The scene of the mother and daughter silently weaving their way about the stove is one that I will always treasure when I think back to my Vietnam trip. This is a country whose wealth is its simplicity of local ingredients and of self-sustaining life, and you cannot appreciate the paradoxical reality of it all without peering over the shoulder of a Vietnamese mother.

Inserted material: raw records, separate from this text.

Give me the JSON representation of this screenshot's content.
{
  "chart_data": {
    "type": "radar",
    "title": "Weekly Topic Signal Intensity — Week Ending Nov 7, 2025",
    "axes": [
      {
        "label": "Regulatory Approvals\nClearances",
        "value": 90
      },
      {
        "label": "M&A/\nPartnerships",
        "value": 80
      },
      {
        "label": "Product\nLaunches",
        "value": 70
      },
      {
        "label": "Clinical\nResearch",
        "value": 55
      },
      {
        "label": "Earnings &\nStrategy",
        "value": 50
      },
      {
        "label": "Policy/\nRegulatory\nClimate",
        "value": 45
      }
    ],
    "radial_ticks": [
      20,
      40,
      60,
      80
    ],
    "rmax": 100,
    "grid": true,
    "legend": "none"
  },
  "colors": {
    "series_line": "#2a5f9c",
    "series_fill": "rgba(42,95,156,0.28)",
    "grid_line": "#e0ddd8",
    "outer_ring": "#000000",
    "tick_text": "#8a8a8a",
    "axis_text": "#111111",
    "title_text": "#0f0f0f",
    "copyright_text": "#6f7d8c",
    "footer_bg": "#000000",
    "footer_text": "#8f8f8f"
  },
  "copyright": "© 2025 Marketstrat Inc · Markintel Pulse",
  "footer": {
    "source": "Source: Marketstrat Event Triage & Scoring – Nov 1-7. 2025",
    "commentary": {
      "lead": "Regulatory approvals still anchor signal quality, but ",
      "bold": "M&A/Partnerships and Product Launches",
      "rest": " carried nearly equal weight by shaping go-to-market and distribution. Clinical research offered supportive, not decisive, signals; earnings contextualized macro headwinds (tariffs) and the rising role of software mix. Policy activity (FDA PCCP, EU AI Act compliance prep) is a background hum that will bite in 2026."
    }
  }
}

Homestay - Backyard Travels - Mekong Delta - Vietnam

We booked our homestay through Backyard Travel, upon the wise recommendation of Lara Dunston at GranTourismo Travels. Read about my other favourite eats in Vietnam on a previous post here.

Author: InaFryingPan

With a family legacy of ingenious cooks, a nutritionist and chef-extraordinaire mother, and a father who introduced me to steak and caviar when I could barely reach the table, I had no choice but to acquire a keen awareness of food during my childhood years in Dubai. But it was only after I found myself on a college campus in Philadelphia – far away from home, too cheap as a student to spend on anything other than pizza, and with dorm rooms that had little rat-holes of kitchens if they even had them at all – when I developed a heightened appreciation of food. An appreciation of food that I once ate every night at the dinner table in Dubai, but that was now an entire ocean away. I lusted for the culinary treasures that lay outside the stale walls of my college dining hall, hijacked friends’ kitchens to try my hand at something, anything , remotely edible, and greedily raided different websites in search of highly-rated restaurants. With my move to New York to work for a consulting firm that secretly harbored self-professed foodies, my appreciation transformed into a passion, an addicition. I felt like everyone around me in New York was talking about food: where to get the best cupcakes, pizza slices, banh mi, kati rolls, pho, fried chicken, and every other food item out there that is just a plain old dish in some part of the world, but that’s become hyped to unforeseen proportions in New York. What fuelled my addiction over time was travel to different cities, both for work and play, which gave me unfettered access to the culinary havens of not only New York, but also of DC, Virginia, Chicago, Houston, Vegas, Austin, Seattle and even a little city called Bentonville (Arkansas!). After 9 years away from home, I’ve finally taken the leap to come back to Dubai – with not just an awareness, but genuine appreciation and passionate addiction for what I’d taken for granted as a child. Mom, I’m back to reclaim my seat at your dinner table, and to rediscover this city with its ever-expanding menu of international flavors.

4 thoughts on “The Wood-Fired Stove at our Homestay in the Mekong Delta, Vietnam

  1. MyCustardPie says:

    You lay out all the privations in great detail but your amazing prose and nose for tracking down only the most down-to-earth authentic experiences make me long to sleep under that thin sheet (bring on the mozzies).

    Reply
  2. IshitaUnblogged says:

    Ahh… the kind of experience that I am always lusting for. Your photographs are good enough to bring out the aroma of the food.

    Reply
  3. Katherine says:

    A wonderful story and fantastic photographs. It reminds me of visiting my husband’s paternal grandparent’s home. They cooked banh xeo in a lean-to over an open fire in the heat of the day even though they have a kitchen inside. The women and men certainly have their roles, but they’re very welcoming. It’s nice to read your experience.